The 11th-hour decision likely will not help much, but Rebekah Jones continues to strive for relevance.
Today is Florida’s primary and in last-minute legal wrangling, disgraced former State Health Department worker, Rebekah Jones has been cleared by an appeals court late Monday to remain a valid candidate on the ballot in the Democratic Party runoff for District 1. The west Panhandle district is where Matt Gaetz hails from, and Jones had launched her bid for his seat last year – while living out of state.
The Jones saga was brought to the courts in July when her Democrat challenger Peggy Schiller filed a suit that stated Jones was ineligible because of a relatively new Florida law. In an effort to prevent crossover voting and manipulating primary results the state passed a law stipulating that candidates of a declared party must be registered as such for a calendar year. This is where Jones ran into issues, and in her typical fashion resorted to wild claims and manipulations to evade responsibility.

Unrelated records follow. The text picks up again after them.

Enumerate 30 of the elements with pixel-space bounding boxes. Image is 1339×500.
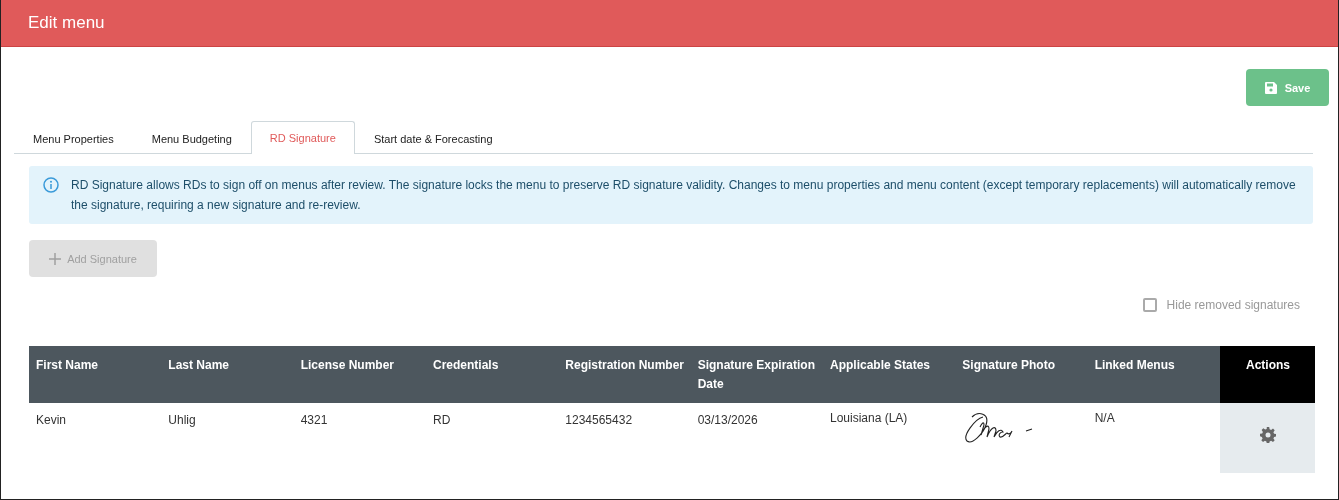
table-cell: Kevin	[29, 403, 162, 473]
column-header: Signature Expiration Date	[690, 346, 823, 403]
checkbox[interactable]	[1142, 298, 1157, 312]
column-header: Actions	[1220, 346, 1315, 403]
tab[interactable]: Menu Properties	[14, 122, 133, 154]
info-icon	[43, 177, 59, 193]
table-cell: 4321	[293, 403, 426, 473]
settings-icon[interactable]	[1260, 427, 1276, 446]
column-header: First Name	[29, 346, 162, 403]
column-header: Credentials	[426, 346, 559, 403]
tab[interactable]: RD Signature	[250, 121, 355, 154]
table-cell: Louisiana (LA)	[822, 403, 956, 473]
column-header: Last Name	[161, 346, 294, 403]
plus-icon	[49, 252, 62, 265]
save-icon	[1264, 81, 1277, 94]
info-text: RD Signature allows RDs to sign off on menus after review. The signature locks the menu to preserve RD signature validity. Changes to menu properties and menu content (except temporary replacements) will automatically remove the signature, requiring a new signature and re-review.	[71, 177, 1297, 214]
column-header: Linked Menus	[1087, 346, 1220, 403]
tab[interactable]: Start date & Forecasting	[354, 122, 512, 154]
table-cell: Uhlig	[161, 403, 294, 473]
table-cell: 03/13/2026	[690, 403, 823, 473]
tab[interactable]: Menu Budgeting	[132, 122, 251, 154]
table-cell: 1234565432	[558, 403, 691, 473]
column-header: Registration Number	[558, 346, 691, 403]
page-title: Edit menu	[28, 13, 105, 33]
table-cell: N/A	[1087, 403, 1220, 473]
column-header: License Number	[293, 346, 426, 403]
table-cell: RD	[426, 403, 559, 473]
checkbox-label: Hide removed signatures	[1166, 298, 1300, 312]
column-header: Applicable States	[822, 346, 956, 403]
column-header: Signature Photo	[955, 346, 1088, 403]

The issue is that in 2021, while living in Maryland, Jones had in fact registered as a Democrat well over a year ago, but for a two-month period she had changed her affiliation to “Unaffiliated”. She switched her party back to Democrat in August of 2021, but that meant she was not affiliated for the full year prior to filing as a candidate in Florida. A judge ruled against Jones in the suit and she was deemed invalid as a candidate, meaning today Schiller would have been declared the nominee as all votes for Jones would have been discarded.
During that hearing in July Jones and her counsel tried to argue that she had not in fact changed her party, that the move was done without her consent as she alleged she had been hacked. Not only does this defy common sense but it implies there was a grand conspiracy by forces anticipating her running in Florida and hacking her voting account, somehow done in preparation for her as yet unannounced campaign.
The judge swept aside the claims, as there was no indication of the voting rolls being hacked in any manner. Also disqualifying, Jones had filed at that time last year to run for office – registering her campaign as an Independent. She switched to running as a Democrat right after her voting affiliation was switched back to that party.
The three-judge appeals panel came back with its decision yesterday on what can only be deemed a technicality. They ruled that the lawsuit brought up after the filing of a candidate was invalid because as they decided, the law has no provisions for such a legal challenge. In the most obtuse of interpretations, they declared that the 365-day legal requirement has no means of being enforced.
The law requires candidates to affirm in writing that they meet requirements related to party affiliation. But the appeals-court ruling said the law “does not require proof of actual party affiliation, nor does it speak at all to disqualification of a candidate if those sworn affirmations turn out to be untrue. It provides no express authority to disqualify a party candidate if she was not in fact a registered party member during the 365-day window.”
“If we were to construe the party affiliation statement in (a section of state law) as a basis for disqualification, we would be reading into the statute what the Legislature chose not to include,” said the ruling, written by Judge Rachel Nordby and joined by Judges Harvey Jay and Scott Makar.
Umm…I’m sorry, but What?! The law requires a year of candidacy, but the law does not require proof?? And though it bears the requirement, if one fails to meet that requirement it is not a basis for someone to be disqualified. This means that as long as someone writes down that they were a party member for a year, that is good enough! No one can challenge the claim, because you are not allowed to demand proof.
This actually seems fitting for Jones, whose entire existence seems to be rooted in altered facts and subterfuge. A state investigation into her claims found zero evidence of the manipulation of data, as she alleged she had been ordered to do by health board authorities. Jones not only is not medically accredited nor a scientist, but she did not have the power from her position to access the portions of the portal claimed to have been altered.
On her campaign page, Jones lists herself as a “whistleblower” and a “scientist”. It is only fitting that she has judges rule in her favor based on the claim a law sets out stipulations but has no means of enforcement.